Ending Canada's HIV epidemic
New HIV cases in Canada
HIV continues to disproportionately affect marginalized populations in Canada.
Men who have sex with Men
Gay, bisexual, and other men who have sex with men make up over half of Canadians living with HIV. This group continues to be the highest proportion of people living with HIV.
Almost one-third of new diagnoses are among newcomers to Canada. Lack of information about HIV testing and teatment, and limited access to care are significant issues for this community.
Youth Under 29
More than one-quarter of new HIV diagnoses are among those aged 15-29. A lack of inclusive sexual health education and ongoing stigma around HIV/AIDS means that youth face barriers to HIV prevention.

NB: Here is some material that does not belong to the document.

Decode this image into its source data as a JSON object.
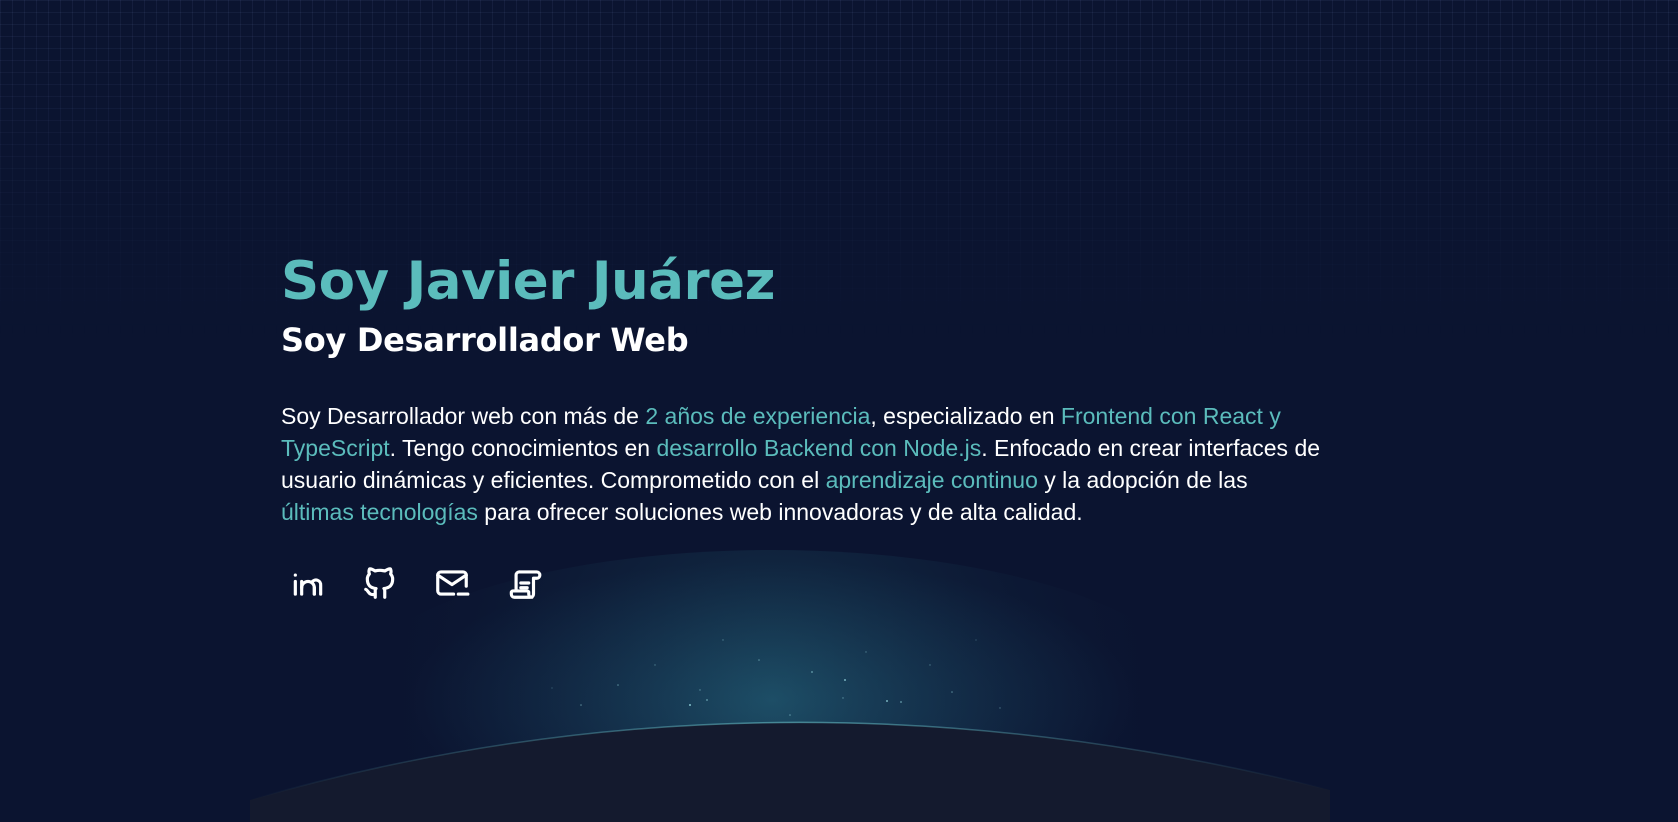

Indigenous people face a number of social and structural barriers that have led to a disproportionately high HIV rate – at 14% of all new diagnoses.
Canada has met only 1/3 of the UNAIDS 90-90-90 targets for 2020.
It’s Time to Act.
Unlike other G7 countries, Canada is not seeing a reduction in the number of new people being diagnosed with HIV, despite significant advancements that have been made in the prevention, testing and treatment of HIV over the past four decades.
The most recent data from the Public Health Agency of Canada (PHAC) indicate that an estimated 2,242 people newly acquired HIV in Canada in 2018. This translates to one new infection every four hours. Our numbers are almost 10% higher than in 2014.
Jurisdictions around the world have launched new, highly targeted initiatives to end HIV, including “Getting to Zero” and the UNAIDS strategy to end AIDS by 2030. Although Canada has endorsed the UNAIDS 90-90-90 target (90% diagnosed, 90% of those on treatment and in care, and 90% of those who are suppressed), we lag behind others in reaching these targets. But with strategic interventions, we believe that in the next five years we can “bend the curve” and end the HIV epidemic in Canada. New cases of HIV will become rare events.